Here is what I've tried:
The basis of $P_{3}(\mathbb{R})=\{1,x,x^2\}$.
The image of L is then given by $span(\{L(1),L(x),L(x^2)\})$
With $L(1)=-1, L(x)=1-x,L(x^2)=2x-x^2=x(2-x)$
So the image is spanned by: $span(\{-1,1-x,x(2-x)\})$
Assuming I've understood and calculated the correct image of L, how do I go about finding the kernel?
The image is spanned by $L(1),L(x)$ and $L(x^2)$ as you said. When you compute you get $L(1)=-1,L(x)=0$ and $L(x^2)=x^2$. Hence the image is span$\{1,x^2\}$.
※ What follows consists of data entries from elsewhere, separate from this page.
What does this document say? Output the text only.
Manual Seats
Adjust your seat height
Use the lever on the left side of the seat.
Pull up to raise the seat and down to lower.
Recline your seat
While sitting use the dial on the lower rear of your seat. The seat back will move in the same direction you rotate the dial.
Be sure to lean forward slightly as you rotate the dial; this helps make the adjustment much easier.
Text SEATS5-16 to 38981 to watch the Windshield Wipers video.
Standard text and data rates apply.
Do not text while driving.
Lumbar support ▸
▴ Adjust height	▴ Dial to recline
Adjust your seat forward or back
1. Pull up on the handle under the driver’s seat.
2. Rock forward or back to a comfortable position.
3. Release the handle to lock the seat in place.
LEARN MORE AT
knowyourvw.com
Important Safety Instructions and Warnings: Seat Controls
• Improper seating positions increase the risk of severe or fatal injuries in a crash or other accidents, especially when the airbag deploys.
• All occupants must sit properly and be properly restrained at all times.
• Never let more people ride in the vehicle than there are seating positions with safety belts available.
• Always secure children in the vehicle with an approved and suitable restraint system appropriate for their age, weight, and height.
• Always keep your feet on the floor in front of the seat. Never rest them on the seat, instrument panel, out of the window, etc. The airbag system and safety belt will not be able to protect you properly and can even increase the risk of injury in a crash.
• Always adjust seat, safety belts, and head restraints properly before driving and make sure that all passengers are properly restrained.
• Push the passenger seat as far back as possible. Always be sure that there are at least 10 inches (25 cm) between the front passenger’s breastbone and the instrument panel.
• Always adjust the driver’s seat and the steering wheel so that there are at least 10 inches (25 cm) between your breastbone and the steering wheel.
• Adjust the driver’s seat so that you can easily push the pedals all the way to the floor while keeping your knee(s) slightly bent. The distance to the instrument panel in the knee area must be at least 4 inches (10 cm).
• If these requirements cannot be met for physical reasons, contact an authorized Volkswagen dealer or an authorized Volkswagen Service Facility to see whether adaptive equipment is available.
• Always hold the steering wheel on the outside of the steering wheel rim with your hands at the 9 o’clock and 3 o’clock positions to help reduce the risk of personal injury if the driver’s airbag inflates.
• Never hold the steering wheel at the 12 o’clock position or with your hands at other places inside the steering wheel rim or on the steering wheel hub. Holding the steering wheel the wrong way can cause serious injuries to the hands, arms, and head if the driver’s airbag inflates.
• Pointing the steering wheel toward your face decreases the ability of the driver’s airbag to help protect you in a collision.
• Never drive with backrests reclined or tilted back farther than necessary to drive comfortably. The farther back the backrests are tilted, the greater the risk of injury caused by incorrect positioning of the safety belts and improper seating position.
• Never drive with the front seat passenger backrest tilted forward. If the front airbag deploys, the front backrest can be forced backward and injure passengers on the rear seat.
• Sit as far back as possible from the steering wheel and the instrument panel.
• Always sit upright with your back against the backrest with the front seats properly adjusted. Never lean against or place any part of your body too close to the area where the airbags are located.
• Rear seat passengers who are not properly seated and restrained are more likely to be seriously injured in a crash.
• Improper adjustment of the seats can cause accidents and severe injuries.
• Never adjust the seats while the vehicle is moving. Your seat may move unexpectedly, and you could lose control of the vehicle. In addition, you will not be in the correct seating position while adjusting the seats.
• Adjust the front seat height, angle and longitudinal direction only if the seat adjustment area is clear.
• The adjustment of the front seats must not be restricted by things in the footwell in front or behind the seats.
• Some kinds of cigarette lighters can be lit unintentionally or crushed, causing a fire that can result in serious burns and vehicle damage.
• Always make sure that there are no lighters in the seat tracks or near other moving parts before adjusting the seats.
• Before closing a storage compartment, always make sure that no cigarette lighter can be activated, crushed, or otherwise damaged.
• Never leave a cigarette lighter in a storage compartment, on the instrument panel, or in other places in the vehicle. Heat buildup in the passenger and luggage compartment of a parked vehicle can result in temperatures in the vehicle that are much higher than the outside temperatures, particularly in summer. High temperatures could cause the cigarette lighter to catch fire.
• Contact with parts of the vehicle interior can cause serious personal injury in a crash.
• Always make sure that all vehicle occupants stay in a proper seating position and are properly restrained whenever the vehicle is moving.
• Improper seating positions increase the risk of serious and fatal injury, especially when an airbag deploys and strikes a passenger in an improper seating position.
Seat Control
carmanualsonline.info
To compute the kernel, you find the roots of the equation $x\cdot f'=f$. Note that for $f=ax^2+bx+c$ you have $f'=2ax+b$ so $x\cdot f' = 2ax^2+bx$. Hence $f$ is in the kernel iff $2a=a$ and $c=0$, i.e. $a=c=0$. Hence the kernel is the subspace spanned by $x$.